Autant vous l’écrire de suite : sous l’eau, je n’ai pas vu grand-chose de Santo Antão !
Première semaine du mois de juin, les alizés auraient dû s’essouffler, les clubs de kitesurf avaient baissé le rideau depuis déjà deux semaines ; il n’en fut rien ! Et rejoindre les sites en semi-rigide plutôt qu’en pirogue n’aurait rien changé à notre affaire.
S’ils n’avaient accusé un retard de livraison, les bateaux de plongée flambant neufs auraient eu comme effet certain d’augmenter notre vitesse de déplacement, mais sûrement pas celui d’atténuer la force des éléments : nous avons pris le jus, navigué par force 5, pour ma part, j’ai bien cru chavirer une fois ou deux ; je remercie encore notre pilote, pêcheur de son état, pour sa souplesse à manier la barre lorsqu’il s’est agi de négocier des vagues de deux à trois mètres ! Et son collègue pour son endurance à écoper.
Dans ces moments-là, on se dit qu’on a bien fait de ne pas emmener sa petite sœur de huit ans ; ce n’était pas jour de baptême pour les enfants.
Nous sommes restés deux jours à Santo Antão.
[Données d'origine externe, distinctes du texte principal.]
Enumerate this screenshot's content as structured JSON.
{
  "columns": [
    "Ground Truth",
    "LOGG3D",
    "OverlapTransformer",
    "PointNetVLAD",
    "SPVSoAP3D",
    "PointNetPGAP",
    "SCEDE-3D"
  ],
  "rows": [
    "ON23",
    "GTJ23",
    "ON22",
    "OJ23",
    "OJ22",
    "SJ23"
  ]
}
C’était la fin de notre « combiné deux îles », impossible donc de reporter notre visite en attendant l’accalmie. Dommage, car le programme plongée avait l’air intéressant et l’île est finalement surprenante ; l’impression première que l’on peut avoir en débarquant à Santo Antão d’une terre brûlée, triste et monotone, s’estompe rapidement dès lors que l’on chemine vers le nord sur l’Estrada Corda.
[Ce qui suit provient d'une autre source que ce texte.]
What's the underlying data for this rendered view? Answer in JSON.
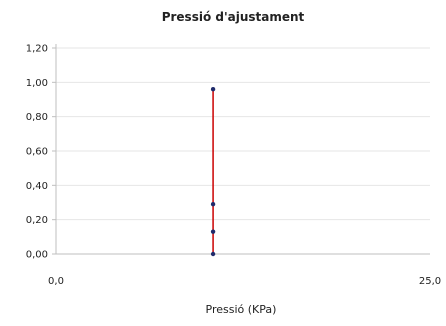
{
  "chart_data": {
    "type": "scatter",
    "title": "Pressió d'ajustament",
    "xlabel": "Pressió (KPa)",
    "ylabel": "",
    "xlim": [
      0,
      25
    ],
    "ylim": [
      0,
      1.2
    ],
    "x_ticks": [
      "0,0",
      "25,0"
    ],
    "y_ticks": [
      "0,00",
      "0,20",
      "0,40",
      "0,60",
      "0,80",
      "1,00",
      "1,20"
    ],
    "grid": true,
    "legend": "none",
    "series": [
      {
        "points": [
          {
            "x": 10.5,
            "y": 0.0
          },
          {
            "x": 10.5,
            "y": 0.13
          },
          {
            "x": 10.5,
            "y": 0.29
          },
          {
            "x": 10.5,
            "y": 0.96
          }
        ],
        "line_color": "#cc0000",
        "marker_color": "#1f2a6b"
      }
    ]
  }
}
Nous avons tenté « Shark point », au sud-ouest de l’île. Pedro, notre guide de plongée, était sûr de lui ; il avait repéré le site avec son marin et croisé de beaux petits squales à plusieurs de ses visites. Il s’en réjouissait d’avance, et nous avec lui. Le jeune homme, moniteur depuis deux ans chez Dive Tribe, avait toute la semaine déployé son énergie à contrer les aléas pour nous offrir de belles plongées. Mais point de requin.
Difficile, il faut dire, de retrouver un site à vue depuis le bateau quand la visibilité est médiocre, qu’il y a du courant… et bien malin celui qui prendra des amers dans un paysage désert, sans maison apparente, sans phare, sans pylône, sans arbre. Nous avons plongé mais n’avons pas retrouvé l’endroit ; au fond l’épaisse couche de sable en suspension enlevait toute visibilité à plus d’un mètre. À défaut de requin, de gros rougets frétillaient partout des barbillons. Je vous passe le retour, mouvementé.
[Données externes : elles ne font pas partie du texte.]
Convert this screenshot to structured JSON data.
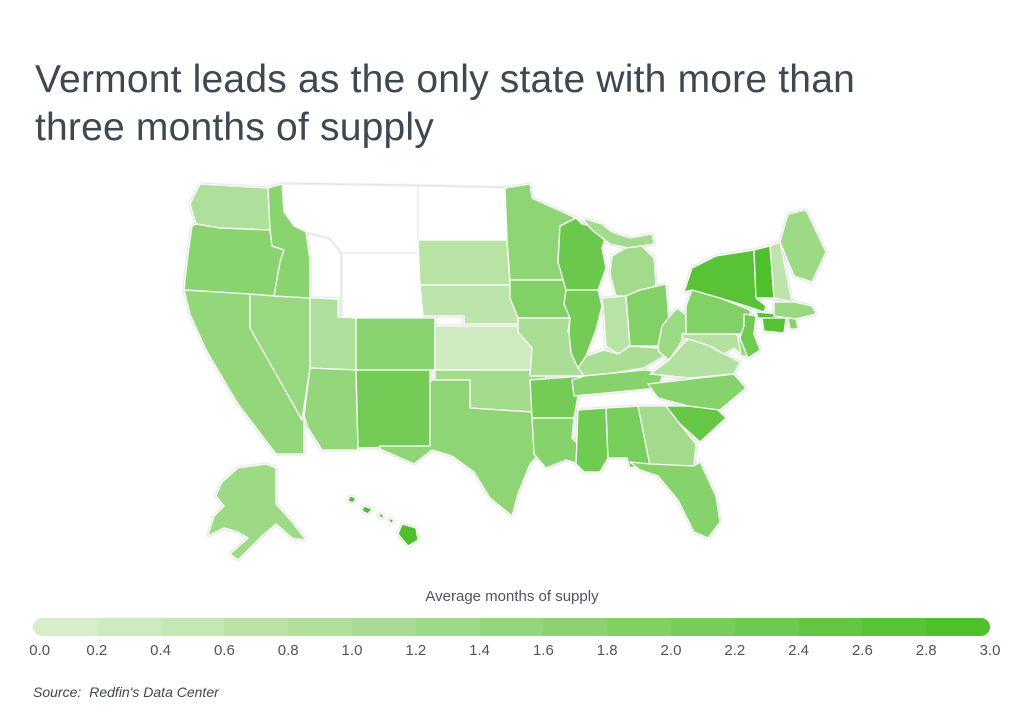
{
  "title": "Vermont leads as the only state with more than three months of supply",
  "legend": {
    "title": "Average months of supply",
    "ticks": [
      "0.0",
      "0.2",
      "0.4",
      "0.6",
      "0.8",
      "1.0",
      "1.2",
      "1.4",
      "1.6",
      "1.8",
      "2.0",
      "2.2",
      "2.4",
      "2.6",
      "2.8",
      "3.0"
    ],
    "min": 0,
    "max": 3,
    "color_min": "#d8edca",
    "color_max": "#4fc02c",
    "no_data_color": "#ffffff"
  },
  "source": {
    "label": "Source:",
    "text": "Redfin's Data Center"
  },
  "chart_data": {
    "type": "choropleth",
    "geography": "United States (states, incl. Alaska and Hawaii)",
    "title": "Vermont leads as the only state with more than three months of supply",
    "metric": "Average months of supply",
    "scale": {
      "min": 0,
      "max": 3,
      "color_min": "#d8edca",
      "color_max": "#4fc02c",
      "no_data": "white"
    },
    "legend_position": "bottom",
    "no_data_states": [
      "Montana",
      "Wyoming",
      "North Dakota"
    ],
    "states": [
      {
        "abbr": "WA",
        "name": "Washington",
        "value": 0.9
      },
      {
        "abbr": "OR",
        "name": "Oregon",
        "value": 1.7
      },
      {
        "abbr": "CA",
        "name": "California",
        "value": 1.5
      },
      {
        "abbr": "NV",
        "name": "Nevada",
        "value": 1.4
      },
      {
        "abbr": "ID",
        "name": "Idaho",
        "value": 1.7
      },
      {
        "abbr": "MT",
        "name": "Montana",
        "value": null
      },
      {
        "abbr": "WY",
        "name": "Wyoming",
        "value": null
      },
      {
        "abbr": "UT",
        "name": "Utah",
        "value": 0.9
      },
      {
        "abbr": "AZ",
        "name": "Arizona",
        "value": 1.5
      },
      {
        "abbr": "CO",
        "name": "Colorado",
        "value": 1.7
      },
      {
        "abbr": "NM",
        "name": "New Mexico",
        "value": 2.2
      },
      {
        "abbr": "ND",
        "name": "North Dakota",
        "value": null
      },
      {
        "abbr": "SD",
        "name": "South Dakota",
        "value": 0.7
      },
      {
        "abbr": "NE",
        "name": "Nebraska",
        "value": 0.6
      },
      {
        "abbr": "KS",
        "name": "Kansas",
        "value": 0.2
      },
      {
        "abbr": "OK",
        "name": "Oklahoma",
        "value": 1.2
      },
      {
        "abbr": "TX",
        "name": "Texas",
        "value": 1.6
      },
      {
        "abbr": "MN",
        "name": "Minnesota",
        "value": 1.6
      },
      {
        "abbr": "IA",
        "name": "Iowa",
        "value": 1.9
      },
      {
        "abbr": "MO",
        "name": "Missouri",
        "value": 1.0
      },
      {
        "abbr": "AR",
        "name": "Arkansas",
        "value": 2.2
      },
      {
        "abbr": "LA",
        "name": "Louisiana",
        "value": 1.8
      },
      {
        "abbr": "WI",
        "name": "Wisconsin",
        "value": 2.4
      },
      {
        "abbr": "IL",
        "name": "Illinois",
        "value": 2.2
      },
      {
        "abbr": "MI",
        "name": "Michigan",
        "value": 1.2
      },
      {
        "abbr": "IN",
        "name": "Indiana",
        "value": 0.7
      },
      {
        "abbr": "OH",
        "name": "Ohio",
        "value": 1.9
      },
      {
        "abbr": "KY",
        "name": "Kentucky",
        "value": 1.0
      },
      {
        "abbr": "TN",
        "name": "Tennessee",
        "value": 1.8
      },
      {
        "abbr": "MS",
        "name": "Mississippi",
        "value": 2.3
      },
      {
        "abbr": "AL",
        "name": "Alabama",
        "value": 2.1
      },
      {
        "abbr": "GA",
        "name": "Georgia",
        "value": 1.2
      },
      {
        "abbr": "FL",
        "name": "Florida",
        "value": 1.8
      },
      {
        "abbr": "SC",
        "name": "South Carolina",
        "value": 2.5
      },
      {
        "abbr": "NC",
        "name": "North Carolina",
        "value": 1.8
      },
      {
        "abbr": "VA",
        "name": "Virginia",
        "value": 0.8
      },
      {
        "abbr": "WV",
        "name": "West Virginia",
        "value": 1.3
      },
      {
        "abbr": "MD",
        "name": "Maryland",
        "value": 0.8
      },
      {
        "abbr": "DE",
        "name": "Delaware",
        "value": 1.4
      },
      {
        "abbr": "PA",
        "name": "Pennsylvania",
        "value": 1.9
      },
      {
        "abbr": "NJ",
        "name": "New Jersey",
        "value": 2.3
      },
      {
        "abbr": "NY",
        "name": "New York",
        "value": 2.8
      },
      {
        "abbr": "CT",
        "name": "Connecticut",
        "value": 2.9
      },
      {
        "abbr": "RI",
        "name": "Rhode Island",
        "value": 1.8
      },
      {
        "abbr": "MA",
        "name": "Massachusetts",
        "value": 1.4
      },
      {
        "abbr": "VT",
        "name": "Vermont",
        "value": 3.1
      },
      {
        "abbr": "NH",
        "name": "New Hampshire",
        "value": 0.6
      },
      {
        "abbr": "ME",
        "name": "Maine",
        "value": 1.3
      },
      {
        "abbr": "AK",
        "name": "Alaska",
        "value": 1.3
      },
      {
        "abbr": "HI",
        "name": "Hawaii",
        "value": 3.0
      }
    ]
  }
}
Le lendemain, nouvelle course contre le vent. En vain. La plongée semblait prometteuse - 45 m, belles structures rocheuses, grande arche et moult grottes à pénétrer -, mais après une demi-heure de navigation, face aux conditions de mer de plus en plus difficiles, Pedro a choisi un autre site au débotté, pourtant davantage exposé au large.
Ce fut une belle plongée ! Avec une surprise sous le bateau dès la mise à l’eau : deux grandes sérioles d’un bon mètre cinquante chacune qui déboulent devant nous, nous toisent, et filent aussi vite qu’elles sont apparues ! Nous n’avons même pas eu le temps d’allumer caméra et appareil photo.
La plongée s’est poursuivie dans un joli dédale de roches colorées d’éponges et d’anémones encroûtantes, investi par la petite faune. Et en fin de la plongée, alors que nous étions comme des drapeaux flottants accrochés fermement au bout de mouillage, prêts à crapahuter dans la barque, les deux sérioles ont réapparu comme par magie ; une pause de quelques secondes et pffff, plus rien.